Think about what you currently offer, what goes with it that you can also embrace under your brand?

For example;

If your service base is lashes, what about eye brown waxing, shaping, threading or tinting.

If you offer landscaping, do you also have bread and butter service like lawn mowing or weed removal.

If you repair computers, do you also sell new computer systems, or home networking, computer software sales or basic computer solutions for a start up? Eg antivirus


Don’t forget another old saying “you get more bees with honey”. Again, without going into the finer details of marketing and the whole social media space but do think about your market position.

Are you on social media? Do you update your content? How do people find you?

Word of mouth is still the best form to this day, but in times like this and hopefully before its too late, its time to get out there and create yourself online.

Get your current clients to follow you and endorse you with testimonials, give them a small discount for doing so if you must. Referral programs also work well to help expand your clientele and drive more business to you. If you are in a service based business and have a few good clients, ask them if they need anything else done within or just outside your field, you will be surprized how many will say yes, or even say no, but then they know someone else who could use you and give you an intro to them. It can really be that easy.

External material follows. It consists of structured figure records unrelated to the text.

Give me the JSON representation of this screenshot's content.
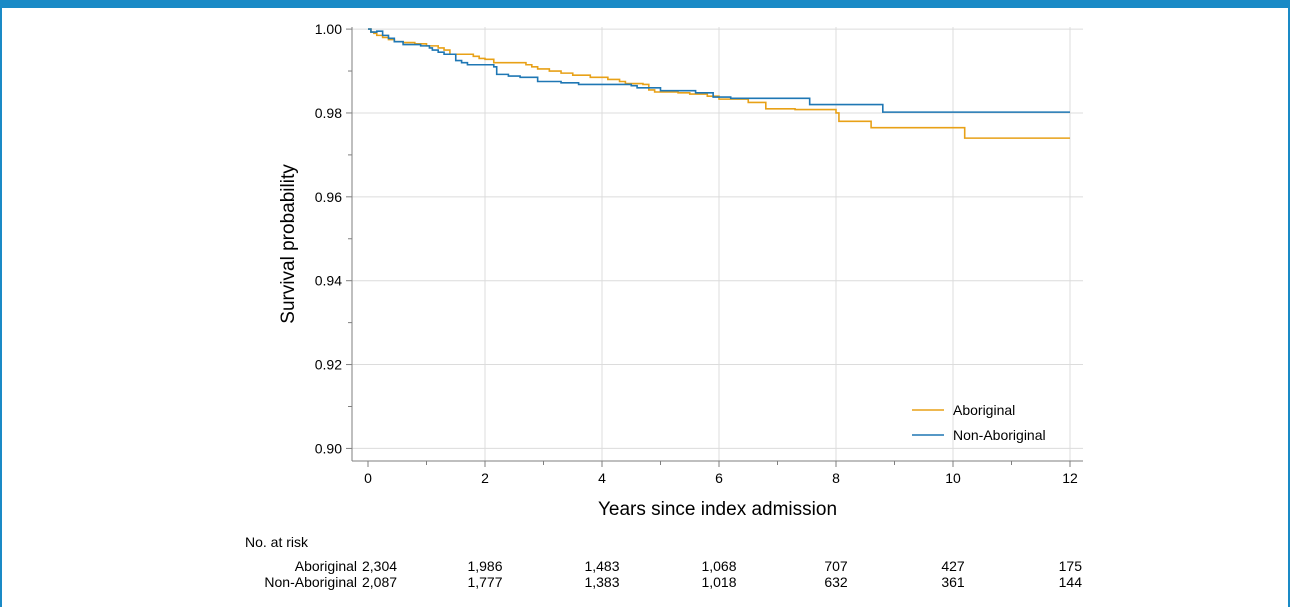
{
  "chart_data": {
    "type": "line",
    "subtype": "kaplan-meier step",
    "xlabel": "Years since index admission",
    "ylabel": "Survival probability",
    "xlim": [
      0,
      12
    ],
    "ylim": [
      0.897,
      1.0005
    ],
    "x_ticks": [
      0,
      2,
      4,
      6,
      8,
      10,
      12
    ],
    "x_tick_labels": [
      "0",
      "2",
      "4",
      "6",
      "8",
      "10",
      "12"
    ],
    "y_ticks": [
      0.9,
      0.92,
      0.94,
      0.96,
      0.98,
      1.0
    ],
    "y_tick_labels": [
      "0.90",
      "0.92",
      "0.94",
      "0.96",
      "0.98",
      "1.00"
    ],
    "grid": true,
    "legend_position": "bottom-right",
    "series": [
      {
        "name": "Aboriginal",
        "color": "#e8a117",
        "points": [
          [
            0,
            1.0
          ],
          [
            0.05,
            0.9993
          ],
          [
            0.1,
            0.999
          ],
          [
            0.15,
            0.9985
          ],
          [
            0.25,
            0.998
          ],
          [
            0.35,
            0.9975
          ],
          [
            0.45,
            0.997
          ],
          [
            0.6,
            0.9968
          ],
          [
            0.8,
            0.9965
          ],
          [
            1.0,
            0.996
          ],
          [
            1.2,
            0.9955
          ],
          [
            1.3,
            0.995
          ],
          [
            1.4,
            0.994
          ],
          [
            1.8,
            0.9935
          ],
          [
            1.9,
            0.993
          ],
          [
            2.0,
            0.9928
          ],
          [
            2.15,
            0.992
          ],
          [
            2.7,
            0.9915
          ],
          [
            2.8,
            0.991
          ],
          [
            2.9,
            0.9905
          ],
          [
            3.1,
            0.99
          ],
          [
            3.3,
            0.9895
          ],
          [
            3.5,
            0.989
          ],
          [
            3.8,
            0.9885
          ],
          [
            4.1,
            0.988
          ],
          [
            4.3,
            0.9875
          ],
          [
            4.4,
            0.987
          ],
          [
            4.7,
            0.9868
          ],
          [
            4.8,
            0.9855
          ],
          [
            4.9,
            0.985
          ],
          [
            5.3,
            0.9848
          ],
          [
            5.5,
            0.9845
          ],
          [
            5.8,
            0.984
          ],
          [
            6.0,
            0.9833
          ],
          [
            6.5,
            0.9825
          ],
          [
            6.8,
            0.981
          ],
          [
            7.3,
            0.9808
          ],
          [
            8.0,
            0.98
          ],
          [
            8.05,
            0.978
          ],
          [
            8.6,
            0.9765
          ],
          [
            10.2,
            0.974
          ],
          [
            12.0,
            0.974
          ]
        ]
      },
      {
        "name": "Non-Aboriginal",
        "color": "#1f77b4",
        "points": [
          [
            0,
            1.0
          ],
          [
            0.05,
            0.9993
          ],
          [
            0.15,
            0.9995
          ],
          [
            0.25,
            0.9985
          ],
          [
            0.35,
            0.9978
          ],
          [
            0.45,
            0.997
          ],
          [
            0.6,
            0.9963
          ],
          [
            0.9,
            0.996
          ],
          [
            1.05,
            0.9955
          ],
          [
            1.1,
            0.995
          ],
          [
            1.2,
            0.9945
          ],
          [
            1.3,
            0.994
          ],
          [
            1.5,
            0.9925
          ],
          [
            1.6,
            0.992
          ],
          [
            1.7,
            0.9915
          ],
          [
            2.15,
            0.991
          ],
          [
            2.2,
            0.9892
          ],
          [
            2.4,
            0.9888
          ],
          [
            2.6,
            0.9885
          ],
          [
            2.9,
            0.9875
          ],
          [
            3.3,
            0.9872
          ],
          [
            3.6,
            0.9868
          ],
          [
            4.5,
            0.9865
          ],
          [
            4.6,
            0.986
          ],
          [
            5.0,
            0.9853
          ],
          [
            5.6,
            0.9848
          ],
          [
            5.9,
            0.9838
          ],
          [
            6.2,
            0.9835
          ],
          [
            7.55,
            0.982
          ],
          [
            8.8,
            0.9802
          ],
          [
            12.0,
            0.9802
          ]
        ]
      }
    ],
    "risk_table": {
      "title": "No. at risk",
      "rows": [
        {
          "label": "Aboriginal",
          "values": [
            "2,304",
            "1,986",
            "1,483",
            "1,068",
            "707",
            "427",
            "175"
          ]
        },
        {
          "label": "Non-Aboriginal",
          "values": [
            "2,087",
            "1,777",
            "1,383",
            "1,018",
            "632",
            "361",
            "144"
          ]
        }
      ]
    }
  }
}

This is another aspect to assess within yourself and your business. Are you working enough hours? Can you fit in another client or be doing something else to improve the business finances?

Depending on your personal life, family, exercise regime, work/life balance you need to assess this and sometimes we need to sacrifice some “nice to haves” to expand our hours and time commitment to enable our business and finances to flourish.

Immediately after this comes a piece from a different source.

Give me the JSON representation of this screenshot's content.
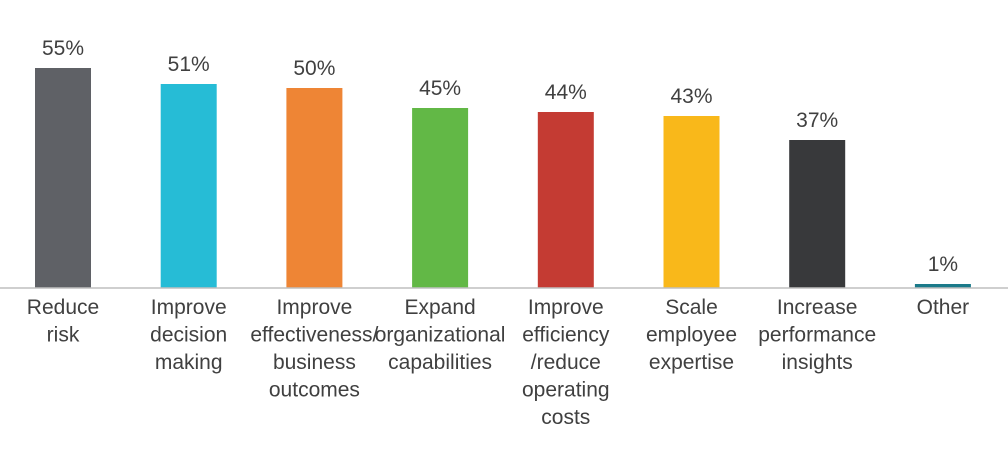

Recently I was chatting with a self-employed cabinet maker. His idea of a full-on week was starting at 9am and knocking off at 4pm, 4 days per week and he was complaining about not having enough time to get all the work done. Granted he did do quoting and invoicing of an evening, but it baffled me about his focus when he also confessed, he was struggling financially. This guy had been in business for 15 years and had always experienced financial struggles. When discussing the finer details, he didn’t know what he made vs what everything cost. He rented a shed for his workshop of equipment and tools. He swiped funds out of the business as needed instead of allocating himself a wage. Sadly, he decided to close his business when he found out he was not covering expenses and a wage for his efforts.

Another SME I came across was struggling with their focus, working in a home office with small children and looking for time management solutions of their constantly interrupted schedule. They had other self-employed team members and needed to become the boss and set deadlines for work and implement systems for time sheets and cashflow functions. This SME ended up working 1 day per week in a shared working space and found they managed double the work load there than at home over a much longer day. To keep their budget in check they then went to a local café another 2 half days per week to keep powering forward without the shared office expenses. The business implemented a no time sheet, no pay system for all to follow, and they also started using tools to benefit deadlines and workflows across all team members.


No matter what your business, there are answers, you just need to find them! You need to be prepared to put in the effort to get the reward and above and beyond all else diversifying can lead to greater success and keeping your dream alive!